We always carry away in the memory some striking characteristic of French cathedrals, and no one can forget the exquisite tint of the building-stone here, a ruddy hue as of gold lighting up the dark, richly-sculptured mass without, nor the charming cluster of airy columns joining the Lady Chapel to the choir within, daintiest bit of architectural fancy. Whilst we were revelling in the contrast afforded by the intense glow of the stained glass and the pure white marble - the interior being one of the loveliest, if least spacious, in France - the sacristan's wife came up and said that if we waited a few minutes longer we should see a wedding.
'Although,' she added with an air of apology, 'a wedding of the third class.'
Now, whilst fairly familiar with French ways, I had never heard of marriages being divided after the manner of railway-carriages, into first, second, and third class. Our informant hastened to enlighten us. It seems that only wedding-parties of the first and second classes are entitled to enter by the front-door, to music of the full church orchestra, and to carpets laid down from porch to altar, every detail of pomp and ceremony depending on the price paid.
I must say that were I a French bride I should bargain for a wedding of the first class at any sacrifice. To have the big doors of the front portal flung open at the thrice-repeated knock of the beadle's staff; to hear Mendelssohn's 'Wedding March' pealed from the great organ; to march in solemn procession up the aisle, preceded by that wonderful figure in cocked hat, red sash, pink silk stockings, and shoes sparkling with huge buckles, all the congregation a-titter - it seems to me it were worth while being married simply for the intoxication of such a moment.

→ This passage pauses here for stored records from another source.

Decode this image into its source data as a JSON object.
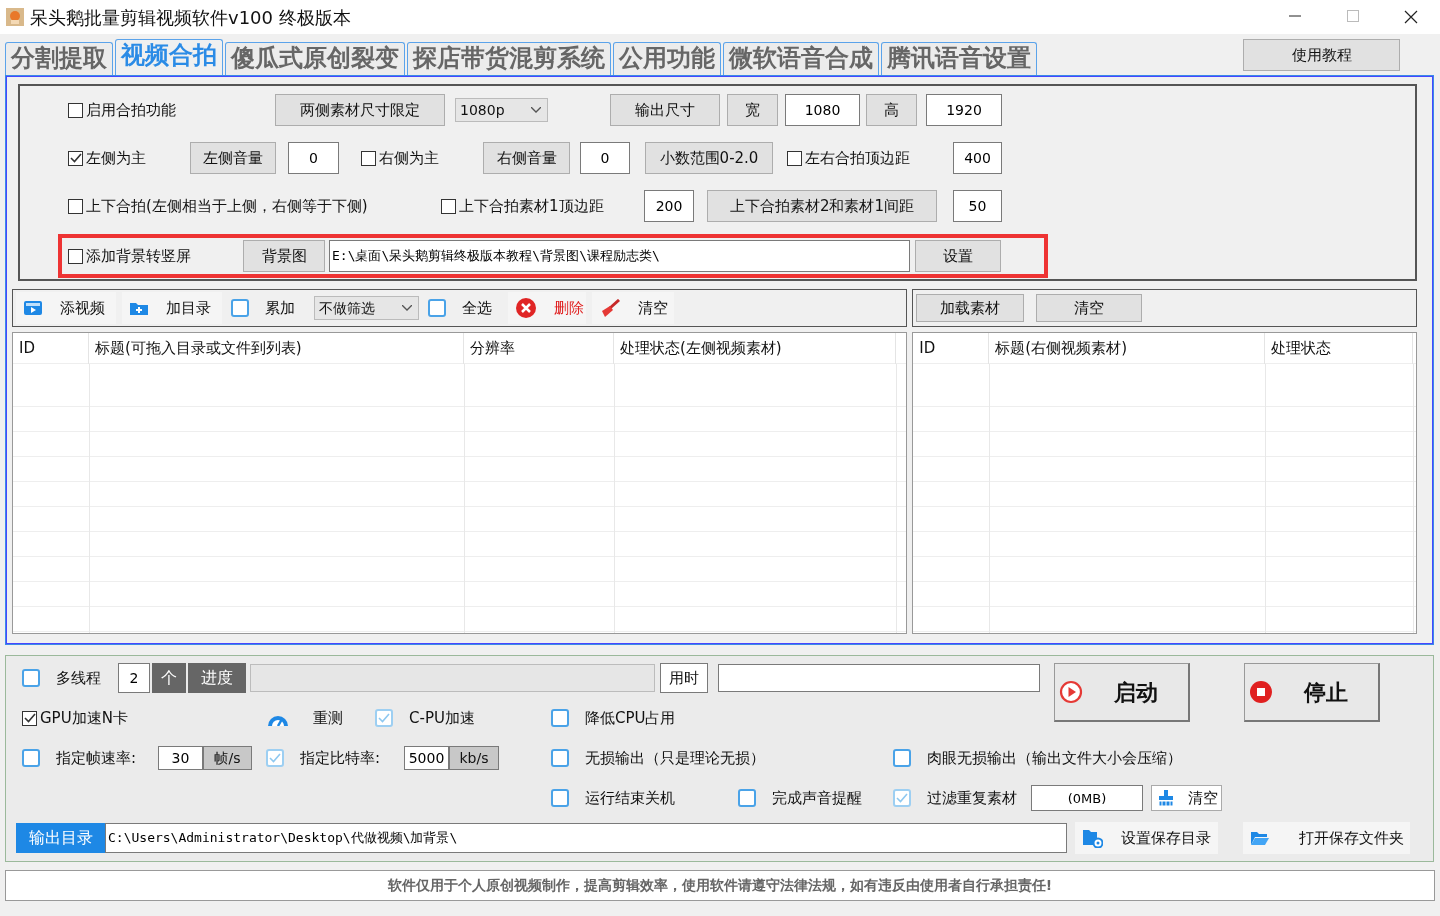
{
  "window": {
    "title": "呆头鹅批量剪辑视频软件v100 终极版本"
  },
  "tabs": [
    {
      "label": "分割提取",
      "selected": false
    },
    {
      "label": "视频合拍",
      "selected": true
    },
    {
      "label": "傻瓜式原创裂变",
      "selected": false
    },
    {
      "label": "探店带货混剪系统",
      "selected": false
    },
    {
      "label": "公用功能",
      "selected": false
    },
    {
      "label": "微软语音合成",
      "selected": false
    },
    {
      "label": "腾讯语音设置",
      "selected": false
    }
  ],
  "tutorial_button": "使用教程",
  "settings": {
    "rows": [
      {
        "items": [
          {
            "kind": "checkbox",
            "label": "启用合拍功能",
            "checked": false
          },
          {
            "kind": "button",
            "label": "两侧素材尺寸限定"
          },
          {
            "kind": "select",
            "value": "1080p"
          },
          {
            "kind": "button",
            "label": "输出尺寸"
          },
          {
            "kind": "button",
            "label": "宽"
          },
          {
            "kind": "input",
            "value": "1080"
          },
          {
            "kind": "button",
            "label": "高"
          },
          {
            "kind": "input",
            "value": "1920"
          }
        ]
      },
      {
        "items": [
          {
            "kind": "checkbox",
            "label": "左侧为主",
            "checked": true
          },
          {
            "kind": "button",
            "label": "左侧音量"
          },
          {
            "kind": "input",
            "value": "0"
          },
          {
            "kind": "checkbox",
            "label": "右侧为主",
            "checked": false
          },
          {
            "kind": "button",
            "label": "右侧音量"
          },
          {
            "kind": "input",
            "value": "0"
          },
          {
            "kind": "button",
            "label": "小数范围0-2.0"
          },
          {
            "kind": "checkbox",
            "label": "左右合拍顶边距",
            "checked": false
          },
          {
            "kind": "input",
            "value": "400"
          }
        ]
      },
      {
        "items": [
          {
            "kind": "checkbox",
            "label": "上下合拍(左侧相当于上侧，右侧等于下侧)",
            "checked": false
          },
          {
            "kind": "checkbox",
            "label": "上下合拍素材1顶边距",
            "checked": false
          },
          {
            "kind": "input",
            "value": "200"
          },
          {
            "kind": "button",
            "label": "上下合拍素材2和素材1间距"
          },
          {
            "kind": "input",
            "value": "50"
          }
        ]
      }
    ],
    "background_row": {
      "items": [
        {
          "kind": "checkbox",
          "label": "添加背景转竖屏",
          "checked": false
        },
        {
          "kind": "button",
          "label": "背景图"
        },
        {
          "kind": "input",
          "value": "E:\\桌面\\呆头鹅剪辑终极版本教程\\背景图\\课程励志类\\"
        },
        {
          "kind": "button",
          "label": "设置"
        }
      ]
    }
  },
  "toolbar": {
    "left": [
      {
        "kind": "icon_button",
        "label": "添视频"
      },
      {
        "kind": "icon_button",
        "label": "加目录"
      },
      {
        "kind": "flat_checkbox",
        "label": "累加",
        "checked": false
      },
      {
        "kind": "select",
        "value": "不做筛选"
      },
      {
        "kind": "flat_checkbox",
        "label": "全选",
        "checked": false
      },
      {
        "kind": "danger_button",
        "label": "删除"
      },
      {
        "kind": "icon_button",
        "label": "清空"
      }
    ],
    "right": [
      {
        "kind": "button",
        "label": "加载素材"
      },
      {
        "kind": "button",
        "label": "清空"
      }
    ]
  },
  "left_table": {
    "columns": [
      "ID",
      "标题(可拖入目录或文件到列表)",
      "分辨率",
      "处理状态(左侧视频素材)"
    ]
  },
  "right_table": {
    "columns": [
      "ID",
      "标题(右侧视频素材)",
      "处理状态"
    ]
  },
  "bottom": {
    "rows": [
      {
        "items": [
          {
            "kind": "flat_checkbox",
            "label": "多线程",
            "checked": false
          },
          {
            "kind": "input",
            "value": "2"
          },
          {
            "kind": "dark_label",
            "label": "个"
          },
          {
            "kind": "dark_label",
            "label": "进度"
          },
          {
            "kind": "progress",
            "level": 0
          },
          {
            "kind": "label_box",
            "label": "用时"
          },
          {
            "kind": "input"
          }
        ]
      },
      {
        "items": [
          {
            "kind": "checkbox",
            "label": "GPU加速N卡",
            "checked": true
          },
          {
            "kind": "icon_text",
            "label": "重测"
          },
          {
            "kind": "flat_checkbox",
            "label": "C-PU加速",
            "checked": true
          },
          {
            "kind": "flat_checkbox",
            "label": "降低CPU占用",
            "checked": false
          }
        ]
      },
      {
        "items": [
          {
            "kind": "flat_checkbox",
            "label": "指定帧速率:",
            "checked": false
          },
          {
            "kind": "input",
            "value": "30"
          },
          {
            "kind": "unit",
            "label": "帧/s"
          },
          {
            "kind": "flat_checkbox",
            "label": "指定比特率:",
            "checked": true
          },
          {
            "kind": "input",
            "value": "5000"
          },
          {
            "kind": "unit",
            "label": "kb/s"
          },
          {
            "kind": "flat_checkbox",
            "label": "无损输出（只是理论无损）",
            "checked": false
          },
          {
            "kind": "flat_checkbox",
            "label": "肉眼无损输出（输出文件大小会压缩）",
            "checked": false
          }
        ]
      },
      {
        "items": [
          {
            "kind": "flat_checkbox",
            "label": "运行结束关机",
            "checked": false
          },
          {
            "kind": "flat_checkbox",
            "label": "完成声音提醒",
            "checked": false
          },
          {
            "kind": "flat_checkbox",
            "label": "过滤重复素材",
            "checked": true
          },
          {
            "kind": "input",
            "value": "(0MB)"
          },
          {
            "kind": "icon_button",
            "label": "清空"
          }
        ]
      },
      {
        "items": [
          {
            "kind": "accent_label",
            "label": "输出目录"
          },
          {
            "kind": "input",
            "value": "C:\\Users\\Administrator\\Desktop\\代做视频\\加背景\\"
          },
          {
            "kind": "icon_button",
            "label": "设置保存目录"
          },
          {
            "kind": "icon_button",
            "label": "打开保存文件夹"
          }
        ]
      }
    ],
    "actions": [
      {
        "label": "启动"
      },
      {
        "label": "停止"
      }
    ]
  },
  "footer": "软件仅用于个人原创视频制作，提高剪辑效率，使用软件请遵守法律法规，如有违反由使用者自行承担责任!"
}
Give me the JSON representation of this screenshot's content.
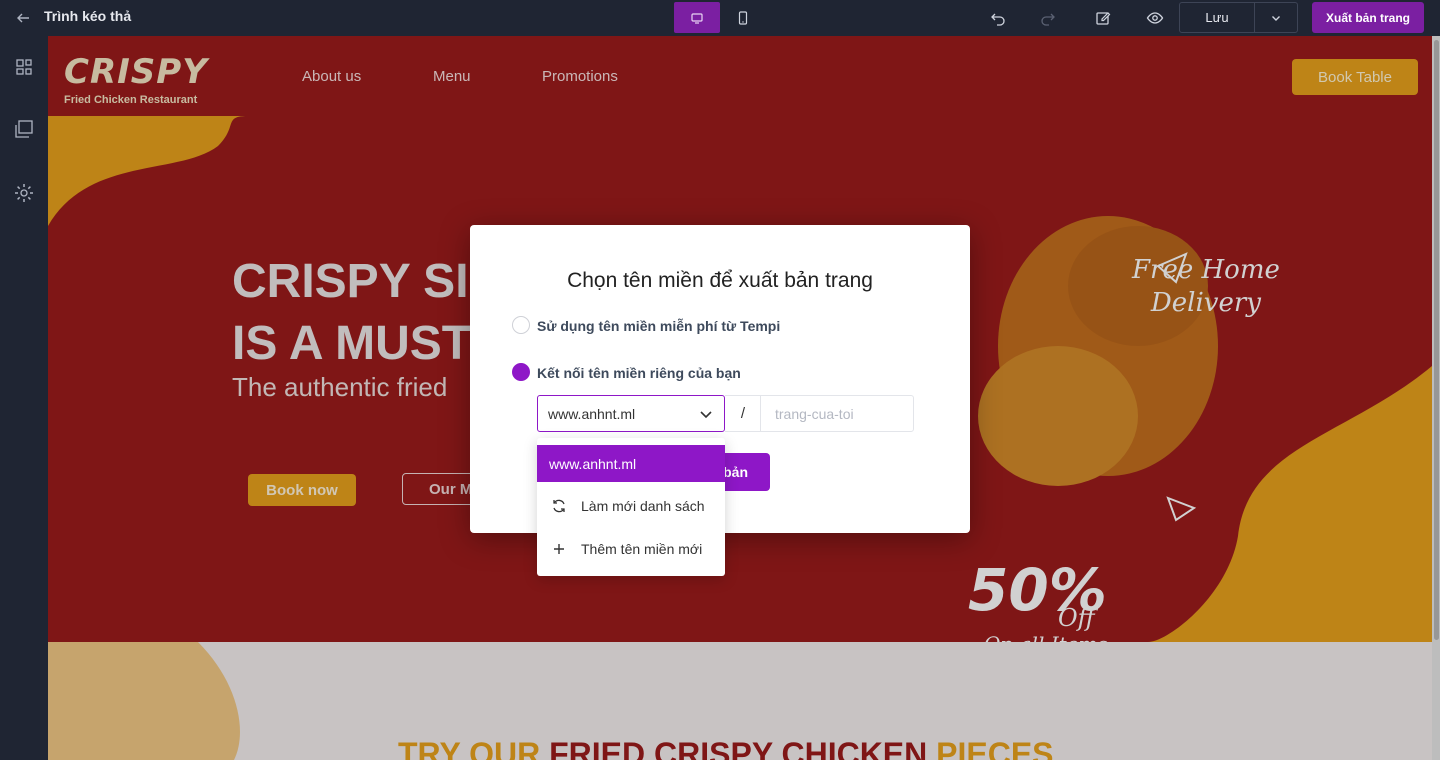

The third-class wedding-party, entering by a small side-door, and passing without music to the altar, made nevertheless a pretty picture: the bride, a handsome demoiselle de boutique, or shop assistant, in white, with veil and wreath; behind her, girls in bright dresses bearing enormous bouquets; bridegroom and supporters, all in spick and span swallow-tail coats, with white ties and gloves, like beaux in a French comedy, backwards and forwards; the priests looking gorgeous, although in their second-best robes, their gold plates shining as they collected the money; for whether married first, second or third class, the Church exacts its due. I felt real commiseration for these middle-class, evidently hard-working people, as the gold plate was presented again and again, first, I presume, for the Church; secondly, for the poor; thirdly, for Heaven knows what. Then two of the bridesmaids, each taking the arm of a white-gloved, swallow-tailed cavalier, made the round of the wedding guests, begging money of them. In fact, there seemed no end to the giving. Small wonder that marriages are on the decline in France! We left the bridal party still on their crimson velvet fauteuils - twelve being the number allotted to a wedding of the third class, the remaining guests being accommodated on rush-bottomed chairs - and next visited the underground Church of St. Germain.
What a contrast it presented to the lightness, brilliancy, and gaiety, if we may use such a word, of the cathedral! There the effect on the mind is of pure delight; we feel the exhilaration, not the austerity, of religion. Very different is the impression produced by St. Germain, which may be described as a church of tombs, a temple consecrated to the dead. Although on a smaller scale, this ancient burial-place of saints and martyrs recalls the awful mausoleum of Spanish kings. The Escurial itself is hardly more impressive.